En el cuerpo vulnerado y crucificado de Jesús, Dios nos muestra la densidad más profunda de su misterio. Dios está en la Cruz en su máxima solidaridad y cercanía con las víctimas. En ella se nos muestra impotente pero creíble. El gran teólogo y místico Bonhoeffer, desde el campo de concentración donde murió, escribió: “ Dios, clavado en la Cruz, permite que le expulsen del mundo. Dios es impotente y débil en el mundo y sólo así está Dios con nosotros y nos ayuda. Sólo un Dios que sufre puede ayudarnos”  ( Resistencia y sumisión ). Más recientemente, la teóloga feminista Elizabeth Johnson nos recuerda también que: “ El símbolo del Dios sufriente expresa la solidaridad compasiva hasta el extremo de un Dios incrustado en lo humano, que no suple nada pero que nos sostiene desde lo más profundo , ayudando a encarar el dolor y el sufrimiento ” ( La que es ).
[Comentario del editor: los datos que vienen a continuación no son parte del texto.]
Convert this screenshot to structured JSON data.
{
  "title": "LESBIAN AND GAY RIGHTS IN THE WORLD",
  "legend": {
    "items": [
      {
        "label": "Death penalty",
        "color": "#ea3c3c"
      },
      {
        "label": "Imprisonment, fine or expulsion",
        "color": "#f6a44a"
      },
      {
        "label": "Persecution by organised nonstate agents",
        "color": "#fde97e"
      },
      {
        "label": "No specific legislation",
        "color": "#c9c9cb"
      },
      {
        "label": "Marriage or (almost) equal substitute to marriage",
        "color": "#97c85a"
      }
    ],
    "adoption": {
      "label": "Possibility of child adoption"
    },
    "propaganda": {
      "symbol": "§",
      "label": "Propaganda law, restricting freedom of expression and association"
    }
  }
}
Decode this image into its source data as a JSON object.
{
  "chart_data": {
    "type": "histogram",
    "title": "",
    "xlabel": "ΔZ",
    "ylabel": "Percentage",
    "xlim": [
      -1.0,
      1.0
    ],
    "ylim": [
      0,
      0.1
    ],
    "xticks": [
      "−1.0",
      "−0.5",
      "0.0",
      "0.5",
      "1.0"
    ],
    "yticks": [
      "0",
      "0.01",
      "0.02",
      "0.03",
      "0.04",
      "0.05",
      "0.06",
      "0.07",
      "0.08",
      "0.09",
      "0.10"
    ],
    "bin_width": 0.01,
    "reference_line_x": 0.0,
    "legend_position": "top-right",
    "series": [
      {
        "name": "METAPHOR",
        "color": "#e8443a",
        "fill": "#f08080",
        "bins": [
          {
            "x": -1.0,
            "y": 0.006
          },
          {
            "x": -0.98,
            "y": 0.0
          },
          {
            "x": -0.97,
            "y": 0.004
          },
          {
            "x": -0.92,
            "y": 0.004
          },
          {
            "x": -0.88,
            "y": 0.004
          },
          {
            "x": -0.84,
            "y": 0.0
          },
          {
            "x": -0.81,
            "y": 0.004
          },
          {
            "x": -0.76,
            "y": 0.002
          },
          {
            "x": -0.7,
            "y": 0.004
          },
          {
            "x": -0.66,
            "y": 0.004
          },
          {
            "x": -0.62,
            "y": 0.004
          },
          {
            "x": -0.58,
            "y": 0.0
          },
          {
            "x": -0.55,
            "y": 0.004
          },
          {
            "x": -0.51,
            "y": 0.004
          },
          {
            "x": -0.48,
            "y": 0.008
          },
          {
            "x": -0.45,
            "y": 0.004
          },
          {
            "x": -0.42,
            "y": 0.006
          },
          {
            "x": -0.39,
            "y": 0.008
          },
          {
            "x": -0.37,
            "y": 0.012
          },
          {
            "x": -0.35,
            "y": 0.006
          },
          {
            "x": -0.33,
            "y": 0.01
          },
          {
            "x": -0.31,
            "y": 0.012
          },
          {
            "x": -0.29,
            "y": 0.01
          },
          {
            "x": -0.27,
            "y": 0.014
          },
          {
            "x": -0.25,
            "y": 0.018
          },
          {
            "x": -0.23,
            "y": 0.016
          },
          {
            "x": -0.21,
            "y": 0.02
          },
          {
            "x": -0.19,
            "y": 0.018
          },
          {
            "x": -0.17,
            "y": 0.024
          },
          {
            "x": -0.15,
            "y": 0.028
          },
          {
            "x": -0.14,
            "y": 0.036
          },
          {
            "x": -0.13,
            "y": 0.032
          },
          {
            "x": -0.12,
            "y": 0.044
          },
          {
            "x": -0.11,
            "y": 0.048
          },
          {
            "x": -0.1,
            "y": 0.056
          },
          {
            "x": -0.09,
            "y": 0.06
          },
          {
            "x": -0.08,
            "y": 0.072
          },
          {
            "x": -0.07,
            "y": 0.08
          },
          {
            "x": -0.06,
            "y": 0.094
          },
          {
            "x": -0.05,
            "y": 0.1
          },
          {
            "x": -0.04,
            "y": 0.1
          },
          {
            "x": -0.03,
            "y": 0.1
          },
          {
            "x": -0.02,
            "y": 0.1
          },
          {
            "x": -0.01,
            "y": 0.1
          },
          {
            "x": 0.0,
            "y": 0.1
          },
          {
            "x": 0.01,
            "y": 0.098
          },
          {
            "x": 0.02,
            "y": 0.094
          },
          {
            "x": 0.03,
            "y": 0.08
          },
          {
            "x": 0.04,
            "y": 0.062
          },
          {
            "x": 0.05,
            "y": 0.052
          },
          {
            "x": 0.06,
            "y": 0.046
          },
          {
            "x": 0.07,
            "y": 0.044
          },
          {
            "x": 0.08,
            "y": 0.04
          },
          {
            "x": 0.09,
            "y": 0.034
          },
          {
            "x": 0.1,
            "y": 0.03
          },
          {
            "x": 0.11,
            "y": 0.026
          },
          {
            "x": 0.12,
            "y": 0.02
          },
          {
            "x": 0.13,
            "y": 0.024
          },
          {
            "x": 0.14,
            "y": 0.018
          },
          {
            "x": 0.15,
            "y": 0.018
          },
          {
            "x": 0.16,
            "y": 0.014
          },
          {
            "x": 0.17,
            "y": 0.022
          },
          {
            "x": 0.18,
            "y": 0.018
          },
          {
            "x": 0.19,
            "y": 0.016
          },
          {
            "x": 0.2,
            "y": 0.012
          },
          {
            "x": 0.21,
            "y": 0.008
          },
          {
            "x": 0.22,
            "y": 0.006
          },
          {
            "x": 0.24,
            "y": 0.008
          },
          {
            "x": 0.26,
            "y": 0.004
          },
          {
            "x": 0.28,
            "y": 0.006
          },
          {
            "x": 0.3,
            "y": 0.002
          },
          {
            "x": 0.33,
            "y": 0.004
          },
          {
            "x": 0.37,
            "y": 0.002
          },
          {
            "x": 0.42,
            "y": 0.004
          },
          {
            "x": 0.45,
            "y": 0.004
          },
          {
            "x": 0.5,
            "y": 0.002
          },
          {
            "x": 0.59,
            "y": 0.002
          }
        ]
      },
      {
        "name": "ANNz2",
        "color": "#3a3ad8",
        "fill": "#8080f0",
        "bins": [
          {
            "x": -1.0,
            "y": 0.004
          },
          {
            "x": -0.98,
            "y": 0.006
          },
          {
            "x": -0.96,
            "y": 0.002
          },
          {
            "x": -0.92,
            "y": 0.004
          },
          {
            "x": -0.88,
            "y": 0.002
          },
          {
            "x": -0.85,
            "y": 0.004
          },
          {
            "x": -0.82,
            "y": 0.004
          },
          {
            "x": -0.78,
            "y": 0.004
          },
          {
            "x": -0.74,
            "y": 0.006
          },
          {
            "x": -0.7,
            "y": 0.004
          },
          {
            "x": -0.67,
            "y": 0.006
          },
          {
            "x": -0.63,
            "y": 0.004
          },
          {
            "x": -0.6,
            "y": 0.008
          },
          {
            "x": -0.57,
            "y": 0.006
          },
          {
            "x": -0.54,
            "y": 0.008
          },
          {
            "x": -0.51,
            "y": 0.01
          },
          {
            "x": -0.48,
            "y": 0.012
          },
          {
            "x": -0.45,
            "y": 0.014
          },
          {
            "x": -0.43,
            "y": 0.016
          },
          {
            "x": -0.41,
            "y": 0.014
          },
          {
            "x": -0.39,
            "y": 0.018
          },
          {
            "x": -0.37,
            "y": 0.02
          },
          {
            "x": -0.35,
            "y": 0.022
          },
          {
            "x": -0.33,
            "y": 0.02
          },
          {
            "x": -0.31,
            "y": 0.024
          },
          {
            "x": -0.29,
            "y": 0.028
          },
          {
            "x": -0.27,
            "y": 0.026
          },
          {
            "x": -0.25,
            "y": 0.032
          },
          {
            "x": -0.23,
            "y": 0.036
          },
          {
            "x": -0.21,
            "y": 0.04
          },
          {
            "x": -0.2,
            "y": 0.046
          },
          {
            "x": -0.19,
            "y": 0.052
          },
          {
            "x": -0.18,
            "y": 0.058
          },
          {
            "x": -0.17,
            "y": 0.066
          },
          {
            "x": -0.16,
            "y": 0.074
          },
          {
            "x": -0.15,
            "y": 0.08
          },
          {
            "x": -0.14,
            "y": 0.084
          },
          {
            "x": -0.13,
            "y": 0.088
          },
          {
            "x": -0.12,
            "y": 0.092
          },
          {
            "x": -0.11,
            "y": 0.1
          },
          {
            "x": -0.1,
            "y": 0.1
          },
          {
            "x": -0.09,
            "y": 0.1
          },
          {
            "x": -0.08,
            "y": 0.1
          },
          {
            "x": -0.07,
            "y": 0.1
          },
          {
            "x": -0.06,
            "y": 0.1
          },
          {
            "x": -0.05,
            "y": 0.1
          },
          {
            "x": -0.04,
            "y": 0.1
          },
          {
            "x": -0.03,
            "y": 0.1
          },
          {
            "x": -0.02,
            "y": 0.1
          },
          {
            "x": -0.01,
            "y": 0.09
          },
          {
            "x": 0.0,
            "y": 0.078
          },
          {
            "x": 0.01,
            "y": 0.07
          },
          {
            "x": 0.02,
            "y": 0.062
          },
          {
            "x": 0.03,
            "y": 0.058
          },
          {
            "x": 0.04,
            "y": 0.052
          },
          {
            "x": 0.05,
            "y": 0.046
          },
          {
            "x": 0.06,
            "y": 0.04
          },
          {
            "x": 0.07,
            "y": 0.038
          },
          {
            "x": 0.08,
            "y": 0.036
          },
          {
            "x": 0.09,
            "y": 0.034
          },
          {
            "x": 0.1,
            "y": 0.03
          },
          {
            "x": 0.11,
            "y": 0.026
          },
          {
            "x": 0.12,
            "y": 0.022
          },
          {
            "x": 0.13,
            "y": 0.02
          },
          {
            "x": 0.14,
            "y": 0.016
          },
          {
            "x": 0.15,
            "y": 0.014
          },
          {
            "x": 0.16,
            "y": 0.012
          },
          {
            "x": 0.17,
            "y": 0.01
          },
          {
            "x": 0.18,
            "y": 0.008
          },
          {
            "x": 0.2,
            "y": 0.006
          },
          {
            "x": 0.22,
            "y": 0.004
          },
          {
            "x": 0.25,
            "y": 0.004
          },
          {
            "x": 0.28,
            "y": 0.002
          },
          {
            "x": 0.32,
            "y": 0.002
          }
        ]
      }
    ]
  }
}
Por eso lo que celebramos estos días es que el Dios mayor, en el Crucificado, se nos revela como un Dios menor, afectado y vulnerado por amor hasta el extremo. Al hacerlo nos recuerda que la gran pregunta del cristianismo no es «¿dónde está Dios?», sino «¿cómo está y qué podemos hacer con Él y por Él?». La contemplación de los textos del Evangelio de estos días nos abre a un gran misterio, que nada tiene que ver con la happycracia ni el optimismo ingenuo. Dios está en la Cruz generando esperanza, una esperanza que no está reñida con la oscuridad y que no pasa por encima de los destrozos ni mira hacia otra parte, sino que se adentra a través de losas que aplastan la vida. Por tanto, contemplar la Cruz y los crucificados nos revela una vez más que el Dios vulnerado de Jesús no nos saca de la historia, porque no lo hizo ni con su propio hijo (Rm 8, 23-37), sino que profundiza profundamente en ella sosteniéndola desde abajo y adentro, asumiendo y encarando plenamente a lo humano, sin ensueños ni idealizaciones ingenuas: Jesús muere porque los hombres y las mujeres matan. Vivir el Viernes Santo desde esta perspectiva nos invita a «ir a por la vida», como solía decir Toni Catalá, con un «cierto pesimismo cariñoso» que nos remite siempre al compromiso de bajar de la Cruz a los crucificados y crucificadas ya no eliminar la consecuencia de esto en nuestra vida, ni la herida de nuestra propia vulnerabilidad. Desde aquí nos es también revelada la esperanza enchufada del Evangelio que nos hace testimonios de ella en los infiernos, las utopías y las distopías humanas.